3D point cloud semantic segmentation technology has been widely used. However, in real-world scenarios, the environment is evolving. Thus, offline-trained segmentation models may lead to catastrophic forgetting of previously seen classes. Class-incremental learning (CIL) is designed to address the problem of catastrophic forgetting. While point clouds are common, we observe high similarity and unclear boundaries between different classes. Meanwhile, they are known to be imbalanced in class distribution. These lead to issues including misclassification between similar classes and the long-tail problem, which have not been adequately addressed in previous CIL methods. We thus propose ProtoGuard and PROPEL (Progressive Refinement Of PsEudo-Labels). In the base-class training phase, ProtoGuard maintains geometric and semantic prototypes for each class, which are combined into prototype features using an attention mechanism. In the novel-class training phase, PROPEL inherits the base feature extractor and classifier, guiding pseudo-label propagation and updates based on density distribution and semantic similarity. Extensive experiments show that our approach achieves remarkable results on both the S3DIS and ScanNet datasets, improving the mIoU of 3D point cloud segmentation by a maximum of 20.39% under the 5-step CIL scenario on S3DIS.

Figures (4)

• Figure 1: Visualization of the distribution of each class in ScanNet dai2017scannet and the degree of overlap between classes. We define the degree of overlap between two classes as the ratio of points in one class closer than 0.1 meters to the point cloud of another class.
• Figure 2: Illustration of ProtoGuard. It is divided into two nearly symmetric geometry-semantic streams, each maintaining a geometric prototype and a semantic prototype for each class. These prototypes improve the model's discriminative ability and when combined with edge features, generate more informative features.
• Figure 3: Illustration of PROPEL. The PROPEL framework features a dual-pathway architecture for point cloud CIL. The frozen base model (blue) and trainable novel model (green) process point clouds simultaneously, while our uncertainty estimation module identifies confident (orange) and uncertain (blue) regions.

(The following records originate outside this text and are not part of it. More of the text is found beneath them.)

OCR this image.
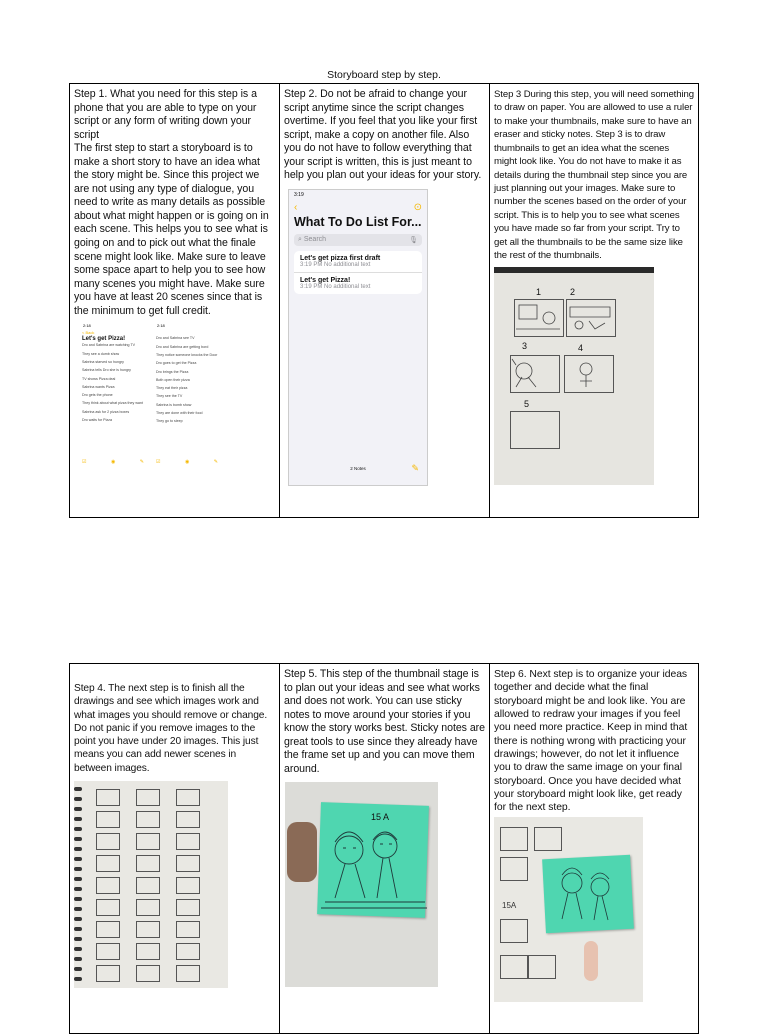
Storyboard step by step.
Step 1. What you need for this step is a phone that you are able to type on your script or any form of writing down your script
The first step to start a storyboard is to make a short story to have an idea what the story might be. Since this project we are not using any type of dialogue, you need to write as many details as possible about what might happen or is going on in each scene. This helps you to see what is going on and to pick out what the finale scene might look like. Make sure to leave some space apart to help you to see how many scenes you might have. Make sure you have at least 20 scenes since that is the minimum to get full credit.
2:18
< Back
Let's get Pizza!
Dro and Sabrina are watching TV
They see a dumb show
Sabrina starved so hungry
Sabrina tells Dro she is hungry
TV shows Pizza deal
Sabrina wants Pizza
Dro gets the phone
They think about what pizza they want
Sabrina ask for 2 pizza boxes
Dro waits for Pizza
☑	◉	✎
2:18
Dro and Sabrina see TV
Dro and Sabrina are getting bord
They notice someone knocks the Door
Dro goes to get the Pizza
Dro brings the Pizza
Both open their pizza
They eat their pizza
They see the TV
Sabrina is bomb show
They are done with their food
They go to sleep
☑	◉	✎

Step 2. Do not be afraid to change your script anytime since the script changes overtime. If you feel that you like your first script, make a copy on another file. Also you do not have to follow everything that your script is written, this is just meant to help you plan out your ideas for your story.
3:19
‹	⊙
What To Do List For...
⌕ Search	🎙
Let's get pizza first draft
3:19 PM No additional text
Let's get Pizza!
3:19 PM No additional text
2 Notes	✎

Step 3 During this step, you will need something to draw on paper. You are allowed to use a ruler to make your thumbnails, make sure to have an eraser and sticky notes. Step 3 is to draw thumbnails to get an idea what the scenes might look like. You do not have to make it as details during the thumbnail step since you are just planning out your images. Make sure to number the scenes based on the order of your script. This is to help you to see what scenes you have made so far from your script. Try to get all the thumbnails to be the same size like the rest of the thumbnails.
1	2
3	4
5
Step 4. The next step is to finish all the drawings and see which images work and what images you should remove or change. Do not panic if you remove images to the point you have under 20 images. This just means you can add newer scenes in between images.

Step 5. This step of the thumbnail stage is to plan out your ideas and see what works and does not work. You can use sticky notes to move around your stories if you know the story works best. Sticky notes are great tools to use since they already have the frame set up and you can move them around.
15 A

Step 6. Next step is to organize your ideas together and decide what the final storyboard might be and look like. You are allowed to redraw your images if you feel you need more practice. Keep in mind that there is nothing wrong with practicing your drawings; however, do not let it influence you to draw the same image on your final storyboard. Once you have decided what your storyboard might look like, get ready for the next step.
15A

The adaptive threshold dynamically adjusts based on local context, enabling strategic label propagation from confident areas to uncertain regions.
• Figure 4: The visualization of the segmentation results from our method, compared with other CIL methods EWC kirkpatrick2017overcoming, LwF li2017learning, and GFT+UPG yang2023geometry, on S3DIS with $C_{\text{novel}}=5$ and $C_{\text{novel}}=3$ for split = 0, shows that our method's segmentation results are closer to the ground truth.